In the television series “The 99”, Islamic comic heroes fight against evil forces in the world. Western critics warn against religious propaganda – unjustly, says Jannis Hagman
It’s the year 1258. Panic grips Baghdad: Mongol leader Hülägü, grandson of the feared Genghis Khan, besieges the capital of the Islamic Abbasid Kingdom with his troops. Hülägü’s plan: destruction. First and foremost of the large library, the world-famous Dar al-Hikma. He wants to hit Baghdad, the “centre of scholarship and knowledge in the civilized world”, right at its heart. After all: “knowledge is power”.
This is the start of the comic “The 99”, which can now be seen in its television series format for the first time in the Middle East and Australia. The children love them, the 99 super heroes who today – seven centuries after the Mongol invasion, fight for what Hülägü sought to destroy: the accumulated knowledge of Abbasid high culture.
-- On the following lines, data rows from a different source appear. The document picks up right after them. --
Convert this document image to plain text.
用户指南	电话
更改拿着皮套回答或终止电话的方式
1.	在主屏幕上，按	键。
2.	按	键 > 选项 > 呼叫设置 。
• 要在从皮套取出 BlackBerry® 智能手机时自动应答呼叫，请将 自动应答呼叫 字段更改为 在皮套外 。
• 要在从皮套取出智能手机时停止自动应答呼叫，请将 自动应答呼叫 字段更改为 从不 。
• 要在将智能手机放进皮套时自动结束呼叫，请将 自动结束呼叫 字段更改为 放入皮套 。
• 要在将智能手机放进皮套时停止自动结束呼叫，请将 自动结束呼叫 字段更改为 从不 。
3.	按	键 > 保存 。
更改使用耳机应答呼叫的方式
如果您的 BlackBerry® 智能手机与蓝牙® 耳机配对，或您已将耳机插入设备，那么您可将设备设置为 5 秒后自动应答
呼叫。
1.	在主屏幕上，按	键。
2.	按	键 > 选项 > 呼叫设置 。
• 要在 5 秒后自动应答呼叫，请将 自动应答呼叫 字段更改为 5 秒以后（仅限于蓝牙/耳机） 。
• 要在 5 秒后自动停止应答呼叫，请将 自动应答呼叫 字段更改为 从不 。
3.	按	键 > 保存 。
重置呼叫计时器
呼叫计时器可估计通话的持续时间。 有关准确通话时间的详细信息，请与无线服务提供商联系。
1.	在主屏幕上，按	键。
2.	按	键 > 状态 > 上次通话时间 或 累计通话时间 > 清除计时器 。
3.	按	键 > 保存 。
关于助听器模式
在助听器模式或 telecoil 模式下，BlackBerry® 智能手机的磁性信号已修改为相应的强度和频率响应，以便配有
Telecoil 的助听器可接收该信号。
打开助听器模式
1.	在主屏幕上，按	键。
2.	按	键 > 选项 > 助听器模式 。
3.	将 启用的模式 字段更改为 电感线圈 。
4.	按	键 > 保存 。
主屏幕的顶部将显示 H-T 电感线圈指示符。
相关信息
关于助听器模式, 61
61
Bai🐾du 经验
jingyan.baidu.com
“Accumulated knowledge of Abbasid high culture”: Jabbar the Powerful To make it brief: Hülägü razes Baghdad to the ground, storms the library, thousands of books end up in the Tigris. But the conquered Muslims – here we depart from historic facts – do not give up: they submerge 99 prepared gemstones in the river and simply absorb all the knowledge that’s been dissolved into the water. The Noor stones have been created, the stones of light – imbued with the wisdom of Islamic civilization.
Wusp! Rughal turns evil
Three knights bring the 99 stones to Andalusia, to Islamic Spain, where a young, inquisitive scholar named Rughal has a clever idea: He guides rays of moonlight through the stones, merges them into a gigantic laser beam, shines this beam onto himself – and: “WUSP!”, as it says in the comic, the plan backfires. There’s a terrible crash, Rughal turns evil instead of clever. And … fast-forward, we’re in the 21st century.
This is where the story of “The 99” is essentially set – a story that can be summed up in just a few words: good versus evil. Good is represented by the 99 superheroes. Distributed throughout 99 nations of the world, each of them possesses one of the knowledge-saturated Noor stones, which gives them superhuman talents.
Evil is represented by their adversaries, who have set their sights on the powerful stones. First and foremost: Rughal (yes, he survived the centuries, but anyone who thinks that’s a crazy story should remember Superman, who came from Planet Krypton).